Cockroaches came in several sizes. In-City roaches were usually ankle- to knee-high, but this out-country dumpster size easily qualified as a "tank," big enough to make even a wolfrat reconsider. Antenna whipped at Thomas as mandibles moved. A string of slime dropped from a hairy jaw. The scent of the corpse had drawn it and it was hungry.

A fire flash wasn't going to deter it for very long. Thomas dropped the vial out of its chamber and patted down his jacket, searching for something with a little more kick to it. The inside flaps of his brown leather jacket were lined with sleevelike pockets, filled with vials of this and that, handy little concoctions. He slid his hand inside. The knobby end of a crooked finger bone slipped eagerly into his grasp. The last thing he needed now was a fight with witch power and his haunt. "Oh, no, Gillander, not now," he said and dropped the bones hastily back into a pocket. Another fumble for a vial with its embossed seal telling him what it contained and he grasped it in triumph.

The burro let out a squeal as the tank charged. Almost dwarfed by its shrouded burden, it spun at rope's end and kicked out. Thomas dropped the vial into the loading chamber and cranked the rifle. The roach sliced a second time and caught the burro along his shaggy withers. In the night, the blood looked blue-black as it welled up. The roach skittered around into position to charge again.

Thomas shot into the dirt at the creature's cable-width legs. The vial shattered on impact and exploded. In a shower of dirt and gravel, the roach flipped in midair and came down on its back with a death rattle of shell and insect anger. He helped it along with his wrist blade.

The little burro stood stubbornly at its pegging rope's full length, ears flicking forward and back in uncertainty. Thomas approached it, talking gently, and wrapped an arm about its shaggy neck.

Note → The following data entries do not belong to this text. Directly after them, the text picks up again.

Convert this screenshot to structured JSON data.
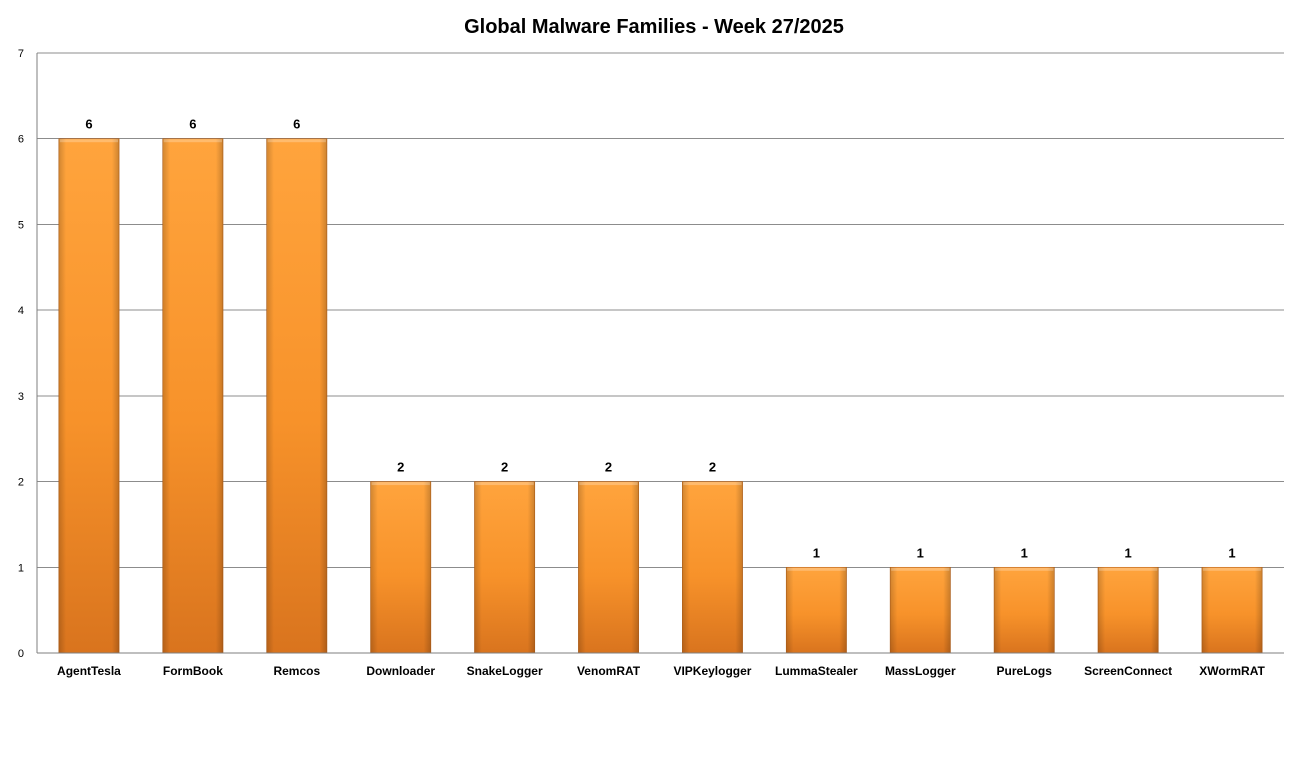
{
  "chart_data": {
    "type": "bar",
    "title": "Global Malware Families - Week 27/2025",
    "categories": [
      "AgentTesla",
      "FormBook",
      "Remcos",
      "Downloader",
      "SnakeLogger",
      "VenomRAT",
      "VIPKeylogger",
      "LummaStealer",
      "MassLogger",
      "PureLogs",
      "ScreenConnect",
      "XWormRAT"
    ],
    "values": [
      6,
      6,
      6,
      2,
      2,
      2,
      2,
      1,
      1,
      1,
      1,
      1
    ],
    "xlabel": "",
    "ylabel": "",
    "ylim": [
      0,
      7
    ],
    "yticks": [
      0,
      1,
      2,
      3,
      4,
      5,
      6,
      7
    ],
    "grid": true,
    "legend": "none",
    "data_labels": true,
    "colors": {
      "bar_light": "#FFA43D",
      "bar_mid": "#F7922A",
      "bar_dark": "#D9741E",
      "bar_edge": "#B8621A",
      "gridline": "#8C8C8C",
      "axis": "#7F7F7F"
    }
  }
}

He could feel its heart thundering in its body. He pulled another vial from his jacket pocket and uncorked it between his teeth. The medicinal smell would stay on his mustache until he had a chance to wash, he thought ruefully. He poured the vial over the burro's shoulder and watched as it fizzed and a cloud of foam rose. The little beast shuddered under his ministrations, but Thomas knew the liquid didn't hurt, not really. And the carrion poison of a cockroach would be far more lethal. When the gash stopped foaming, it bled cleanly for a moment, then clotted abruptly.

Thomas slapped the creature's neck. "You'll be fine, old son. Now," he whirled, peering into the gloom. "Where the hell did Harley go?"

Harley had gotten pretty far down the canyon by the time Blade caught up with him. He'd kicked his fire site apart and moved camp with the search, knowing that neither animal would rest well with the roach carcass twitching all night. Plus, where there was one, there were bound to be more. He hiked with his saddle and tack thrown over one shoulder, rifle in the other hand, eyes squinted against the darkness until he sensed before he saw animal heat.

Harley's ears flopped forward and back in embarrassment as he walked up. Lather dried the gelding's neck and flaked off as Thomas thumped him in greeting.

"Even handicapped, you made pretty good time, old man."

The horse bumped him in the chest.

"I'm glad to see you, too. Your saddle was getting heavy." Thomas dropped it. "The bad news is, you now get pegged out like a common donkey." Harley snorted in disbelief, but Thomas was true to his word before dropping back down in a hollow of dirt and sand to sleep what he could of the remaining night away.